One of the most trusted rehab facilities is the Ohio Addiction Recovery Center. It has helped literally thousands of people to stop their destructive and deadly alcohol and drug habits. You might have been thinking about going to rehab for a very long time. However, you are apprehensive about it for a number of reasons. If this is the case, you are certainly not alone. There are many people who avoid drug and alcohol treatment that they desperately need because of rumors and misconceptions about what life in a rehab facility is actually like. Therefore, it is very important for you to know what you should expect. Here are the things that will happen when you enter any rehab facility for treatment.
You will have your belongings searched.
The facility needs to make sure that you are not smuggling any contraband into the facility. Needless to say, this would jeopardize your recovery. It would also impact any other patient that comes into contact with any drugs or alcohol that you might bring in with you. Therefore, all of your luggage will be thoroughly searched.
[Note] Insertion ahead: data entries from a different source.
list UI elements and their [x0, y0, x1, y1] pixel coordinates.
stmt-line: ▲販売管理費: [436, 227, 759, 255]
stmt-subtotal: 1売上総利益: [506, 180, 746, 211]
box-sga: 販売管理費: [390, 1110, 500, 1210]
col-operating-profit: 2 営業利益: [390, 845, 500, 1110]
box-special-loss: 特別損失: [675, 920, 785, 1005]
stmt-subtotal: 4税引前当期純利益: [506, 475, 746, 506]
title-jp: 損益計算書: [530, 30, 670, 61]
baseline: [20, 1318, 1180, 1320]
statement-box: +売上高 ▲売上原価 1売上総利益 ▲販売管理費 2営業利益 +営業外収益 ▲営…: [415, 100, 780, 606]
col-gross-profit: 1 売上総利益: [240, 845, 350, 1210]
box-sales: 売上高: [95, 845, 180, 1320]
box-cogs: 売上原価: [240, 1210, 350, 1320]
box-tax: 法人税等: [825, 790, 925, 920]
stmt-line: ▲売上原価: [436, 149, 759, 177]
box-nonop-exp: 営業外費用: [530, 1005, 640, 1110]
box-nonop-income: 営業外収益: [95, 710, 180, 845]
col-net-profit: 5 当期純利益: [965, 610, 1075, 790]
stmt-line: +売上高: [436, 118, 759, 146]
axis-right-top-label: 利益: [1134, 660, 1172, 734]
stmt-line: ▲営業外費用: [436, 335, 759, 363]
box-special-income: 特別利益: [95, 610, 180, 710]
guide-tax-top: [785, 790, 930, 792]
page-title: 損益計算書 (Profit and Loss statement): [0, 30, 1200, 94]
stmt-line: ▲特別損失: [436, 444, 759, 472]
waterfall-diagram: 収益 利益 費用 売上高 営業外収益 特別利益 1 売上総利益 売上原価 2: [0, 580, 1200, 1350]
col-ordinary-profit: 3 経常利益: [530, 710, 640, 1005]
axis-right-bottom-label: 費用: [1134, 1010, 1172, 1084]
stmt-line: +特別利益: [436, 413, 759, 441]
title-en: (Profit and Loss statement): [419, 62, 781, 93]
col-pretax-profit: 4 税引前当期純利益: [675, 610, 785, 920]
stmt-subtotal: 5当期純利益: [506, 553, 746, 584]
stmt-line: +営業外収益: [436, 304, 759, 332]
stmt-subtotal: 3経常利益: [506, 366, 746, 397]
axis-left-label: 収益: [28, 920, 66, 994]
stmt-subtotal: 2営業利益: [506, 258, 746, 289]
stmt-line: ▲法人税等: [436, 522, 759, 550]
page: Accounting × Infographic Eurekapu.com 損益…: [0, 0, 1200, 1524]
Some rehab facilities will force you to agree to a cavity search prior to admitting you. However, cavity searches are not standard at all rehab facilities.
You will be shown to your room.
The rooming situation can change depending on where you go to rehab. In some facilities, you will have a roommate. However, you can have a room to yourself at many of the more expensive facilities. You should call the facility in advance to find out what the rooming situation is going to be. You do not want to be surprised when you get there.
You will begin the detox process.
You need to flush all of the toxins out of your body before you can officially begin your recovery. This means that you will need to go through the detox process. This is a very unpleasant experience for many people. There have been many federal grants used to combat opioid addiction. It is a huge problem that the government needs to address more than they have already. Rehab facilities have proven to be effective. A doctor will keep track of every patient’s health while they are going through detox. This will ensure that they do not have any serious medical problems.
You will have your first meeting with your counselor.
All of the patients will be assigned to a counselor. This will be the most important person that you deal with during your stay in rehab. He or she will meet with you on a daily basis. Your counselor will ask about your addiction history and health issues. This person will use the info that you give to attempt to figure out the root cause of your addiction. From that point, your counselor will try to devise a plan that will help you to stop using for good. You will go to your counselor with any problems or concerns you have during your stay.
You will have group therapy sessions with the other patients.
Group therapy is a standard treatment method in the vast majority of drug and alcohol rehab facilities around the world. The reason it is so common is because it has proven to be effective. Each patient in the group will talk in detail about their past addiction problems that led them to seek professional help in a rehab facility. The group therapy session is moderated by a counselor. He or she will ask questions in an attempt to get each patient to open up and be as honest as possible. These group therapy sessions are great ways for patients to get introduced to each other. They will often become friends and form a support system for each other after treatment is over.
Friends and family will be allowed to visit.
There will be a designated day where every patient can have loved ones visit them. It is very important to understand that guests will not be able to come and go as they please throughout your stay in the facility. They may only visit you on the specific day that the facility allows it.
Your counselor will set up an aftercare program for you.
Treatment does not end when you stop living at the rehab facility. Recovery is an ongoing process. Your counselor will set up phone sessions with you so he or she can monitor your progress. This will tell your counselor if you are at risk of relapsing.